Table 1 World’s largest known earthquakes

In the session “Preparing for the extreme: quantifying the probabilities and uncertainties of extreme hazards” at the 2011 European Science Foundation (ESF) Conference Understanding Extreme Geohazards: The Science of the Disaster Risk Management Cycle, the question that was posed was “how do seismic risk assessments account for epistemic gaps at the upper end of the magnitude scale.” There are two components to this question: the methodology and the inputs into that methodology. This paper focuses on the methodology and attempts to answer how well the three fundamental questions of how big, how bad, and how often are included in modern seismic hazard analyses and subsequently seismic risk analyses. Were the three earthquakes mentioned above, certainly surprises albeit not rare events, included in or even contemplated in seismic hazard analyses and subsequent hazard mitigative action? These questions have been raised by not only the public and decision makers but by scientists themselves, particularly with regard to the 2011 Tohoku-Oki earthquake where Japan, the most advanced country in the world in terms of earthquake safety, was “caught off guard” and not prepared for the ensuing disaster (Fig. 1) (Geller 2011; Stein et al. 2011, 2012; Nöggerath et al. 2012).

Fig. 1
figure 1

The 2011 Tohoku-Oki tsunami approaching the town of Natori, Miyagi Prefecture. Source AAP

Was the lack of preparedness due to the inability to predict the ensuing hazard because of a flaw in seismic hazard analysis or were there other reasons? The Fukishima nuclear power plant disaster is an example of the lack of Japanese preparedness, in this case by the Tokyo Electric Power Company (Nöggerath et al. 2012). The impact and the implications of the Fukishima incident have been far-reaching. For example, the U.S. Nuclear Regulatory Commission has recommended that the seismic hazard of all 104 nuclear power plants in the United States be re-evaluated.

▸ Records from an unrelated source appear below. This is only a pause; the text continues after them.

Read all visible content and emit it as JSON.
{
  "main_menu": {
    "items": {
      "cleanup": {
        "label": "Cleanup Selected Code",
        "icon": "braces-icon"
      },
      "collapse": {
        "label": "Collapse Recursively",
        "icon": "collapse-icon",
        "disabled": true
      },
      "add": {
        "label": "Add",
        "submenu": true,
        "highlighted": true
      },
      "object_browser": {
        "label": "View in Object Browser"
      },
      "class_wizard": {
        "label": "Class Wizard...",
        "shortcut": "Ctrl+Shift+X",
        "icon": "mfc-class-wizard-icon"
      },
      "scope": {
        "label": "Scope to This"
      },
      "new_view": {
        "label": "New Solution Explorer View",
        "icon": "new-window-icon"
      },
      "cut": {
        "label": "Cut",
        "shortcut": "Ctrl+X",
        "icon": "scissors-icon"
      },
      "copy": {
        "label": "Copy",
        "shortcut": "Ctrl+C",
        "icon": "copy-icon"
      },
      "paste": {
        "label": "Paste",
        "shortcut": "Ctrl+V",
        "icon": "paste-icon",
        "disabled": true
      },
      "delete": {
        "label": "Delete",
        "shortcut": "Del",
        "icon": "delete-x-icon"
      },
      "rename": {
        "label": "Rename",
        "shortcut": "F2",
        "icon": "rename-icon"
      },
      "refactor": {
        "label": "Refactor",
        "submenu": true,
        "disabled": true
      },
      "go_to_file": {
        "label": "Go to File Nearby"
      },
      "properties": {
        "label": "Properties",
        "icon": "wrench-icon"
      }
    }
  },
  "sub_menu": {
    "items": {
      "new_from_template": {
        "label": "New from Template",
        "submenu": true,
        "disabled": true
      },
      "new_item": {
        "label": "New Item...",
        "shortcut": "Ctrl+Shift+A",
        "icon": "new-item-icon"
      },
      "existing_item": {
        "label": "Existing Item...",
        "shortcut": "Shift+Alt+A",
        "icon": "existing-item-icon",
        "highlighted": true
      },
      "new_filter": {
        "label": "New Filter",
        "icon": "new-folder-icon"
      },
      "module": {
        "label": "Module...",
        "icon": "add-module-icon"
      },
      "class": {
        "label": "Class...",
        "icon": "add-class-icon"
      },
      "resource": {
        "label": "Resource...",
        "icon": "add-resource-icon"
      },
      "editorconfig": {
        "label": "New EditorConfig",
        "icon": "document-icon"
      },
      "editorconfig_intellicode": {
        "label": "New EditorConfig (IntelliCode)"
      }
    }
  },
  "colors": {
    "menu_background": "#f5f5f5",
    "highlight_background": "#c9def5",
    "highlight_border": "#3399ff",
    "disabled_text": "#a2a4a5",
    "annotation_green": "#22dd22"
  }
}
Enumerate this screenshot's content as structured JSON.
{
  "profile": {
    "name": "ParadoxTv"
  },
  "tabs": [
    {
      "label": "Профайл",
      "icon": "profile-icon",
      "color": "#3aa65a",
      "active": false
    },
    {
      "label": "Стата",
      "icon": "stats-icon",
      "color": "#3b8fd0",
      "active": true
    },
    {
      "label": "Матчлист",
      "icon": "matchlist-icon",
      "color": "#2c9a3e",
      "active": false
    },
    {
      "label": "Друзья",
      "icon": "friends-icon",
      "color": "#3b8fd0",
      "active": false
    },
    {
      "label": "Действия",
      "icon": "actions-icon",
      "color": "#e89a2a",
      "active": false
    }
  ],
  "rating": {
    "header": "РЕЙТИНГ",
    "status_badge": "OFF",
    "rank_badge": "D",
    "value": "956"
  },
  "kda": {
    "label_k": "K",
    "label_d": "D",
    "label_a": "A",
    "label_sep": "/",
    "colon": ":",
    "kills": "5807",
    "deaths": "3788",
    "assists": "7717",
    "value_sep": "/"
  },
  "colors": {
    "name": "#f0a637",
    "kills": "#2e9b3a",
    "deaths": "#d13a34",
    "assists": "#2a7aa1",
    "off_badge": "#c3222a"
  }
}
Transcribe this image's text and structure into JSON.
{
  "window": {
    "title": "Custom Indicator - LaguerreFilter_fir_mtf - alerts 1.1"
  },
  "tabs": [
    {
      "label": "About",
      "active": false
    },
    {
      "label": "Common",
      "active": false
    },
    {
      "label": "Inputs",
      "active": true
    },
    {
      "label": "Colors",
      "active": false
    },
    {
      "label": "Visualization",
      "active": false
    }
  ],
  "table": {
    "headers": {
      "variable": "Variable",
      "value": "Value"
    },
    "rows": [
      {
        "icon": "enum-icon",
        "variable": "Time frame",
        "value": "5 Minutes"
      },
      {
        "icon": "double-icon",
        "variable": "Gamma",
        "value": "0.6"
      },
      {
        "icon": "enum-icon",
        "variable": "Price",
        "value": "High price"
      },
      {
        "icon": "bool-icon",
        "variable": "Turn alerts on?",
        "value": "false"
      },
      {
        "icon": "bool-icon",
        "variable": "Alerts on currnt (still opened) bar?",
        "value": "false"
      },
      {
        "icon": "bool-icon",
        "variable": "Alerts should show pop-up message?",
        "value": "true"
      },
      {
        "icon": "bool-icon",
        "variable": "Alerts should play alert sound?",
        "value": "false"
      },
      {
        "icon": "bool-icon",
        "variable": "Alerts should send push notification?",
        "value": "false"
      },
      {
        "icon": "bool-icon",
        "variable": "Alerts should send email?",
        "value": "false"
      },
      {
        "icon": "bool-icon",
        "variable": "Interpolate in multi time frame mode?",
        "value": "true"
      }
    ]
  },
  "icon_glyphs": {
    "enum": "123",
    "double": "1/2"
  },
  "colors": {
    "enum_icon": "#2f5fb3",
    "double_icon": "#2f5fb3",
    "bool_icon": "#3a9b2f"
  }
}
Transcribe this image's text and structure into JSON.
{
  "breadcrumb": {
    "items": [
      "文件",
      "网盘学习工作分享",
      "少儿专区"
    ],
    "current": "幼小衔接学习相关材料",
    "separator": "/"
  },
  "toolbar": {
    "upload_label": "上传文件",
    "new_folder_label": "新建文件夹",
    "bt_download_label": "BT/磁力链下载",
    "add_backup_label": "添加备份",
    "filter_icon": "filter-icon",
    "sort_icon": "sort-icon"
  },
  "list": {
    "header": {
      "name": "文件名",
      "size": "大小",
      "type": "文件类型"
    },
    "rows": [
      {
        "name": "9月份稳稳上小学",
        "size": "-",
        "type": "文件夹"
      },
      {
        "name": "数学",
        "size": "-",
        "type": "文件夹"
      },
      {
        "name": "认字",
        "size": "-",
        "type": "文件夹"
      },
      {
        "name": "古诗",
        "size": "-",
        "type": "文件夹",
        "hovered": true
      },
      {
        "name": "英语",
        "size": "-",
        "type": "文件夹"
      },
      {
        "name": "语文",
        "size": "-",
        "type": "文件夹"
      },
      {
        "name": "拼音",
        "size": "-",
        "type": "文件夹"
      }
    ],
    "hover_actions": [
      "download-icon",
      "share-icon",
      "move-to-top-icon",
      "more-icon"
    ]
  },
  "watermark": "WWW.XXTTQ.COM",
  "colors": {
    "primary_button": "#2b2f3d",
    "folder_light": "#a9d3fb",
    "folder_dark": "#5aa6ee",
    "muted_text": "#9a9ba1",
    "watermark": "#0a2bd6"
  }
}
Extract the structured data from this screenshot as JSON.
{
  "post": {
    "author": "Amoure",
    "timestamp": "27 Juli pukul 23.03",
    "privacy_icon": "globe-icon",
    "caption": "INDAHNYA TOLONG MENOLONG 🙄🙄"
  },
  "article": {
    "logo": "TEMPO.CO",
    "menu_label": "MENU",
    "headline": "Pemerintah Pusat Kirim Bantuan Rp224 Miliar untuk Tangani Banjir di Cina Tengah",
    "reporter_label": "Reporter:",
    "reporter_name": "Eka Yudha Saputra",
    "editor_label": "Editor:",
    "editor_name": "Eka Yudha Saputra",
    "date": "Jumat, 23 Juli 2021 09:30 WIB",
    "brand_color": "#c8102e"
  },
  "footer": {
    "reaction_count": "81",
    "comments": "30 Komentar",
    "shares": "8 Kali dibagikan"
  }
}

As will be discussed, the failure to predict extreme events in PSHA is not a defect in methodology but a failure to capture the legitimate range of technically supportable interpretations among the entire informed technical community and the uncertainties in those interpretations. In the following, we review the components of modern (PSHA) guidelines to properly perform PSHAs and discuss the apparent failure to predict the hazard from the 2011 Tohoku-Oki earthquake and seismic risk in the context of rare earthquakes.

2 Seismic hazard versus seismic risk

One of the issues in discussing both seismic hazard and seismic risk is that the two terms are often used mistakenly interchangeably. Hazard is the consequence of a natural event such as an earthquake, volcanic eruption, landslide, and flood. Earthquake hazards include strong ground shaking, liquefaction, ground deformation, tsunami, seiche, and seismically induced landslide. Seismic risk is the potential consequence (losses) of a seismic hazard. It is defined probabilistically as the product of hazard, vulnerability, and value. The potential loss of life, injuries, and economic losses are seismic risks.

Regions that have a high seismic hazard need not have a corresponding high seismic risk. For example, California is one such region. The 1994 M 6.7 Northridge, California earthquake that occurred at the northern edge of the Los Angeles metropolitan area resulted in only 57 deaths, although the economic losses ($20 billion) were high. In contrast, the slightly larger 2010 M 7.0 Haiti earthquake, which was a direct hit to the capital city of Port-au-Prince, resulted in possibly more than possibly 300,000 deaths. The significant difference in losses is due to the contrasting levels of vulnerability and hence risk, that is, in southern California seismic hazard mitigation activities have been ongoing for decades, whereas in Haiti, very little, if any, mitigation has taken place.

In Table 2, the ten deadliest earthquakes on record are listed. All of the impacted countries have a high seismic hazard and are highly vulnerable (high seismic risk). Three of the deadliest events occurred in China and three in the Middle East. Note, only one of the earthquakes (2004 Sumatra) is among the top ten largest events (Table 1) and only two earthquakes (1923 Tokyo and 2004 Sumatra) occurred along a subduction zone where the world’s largest events have occurred (Table 1).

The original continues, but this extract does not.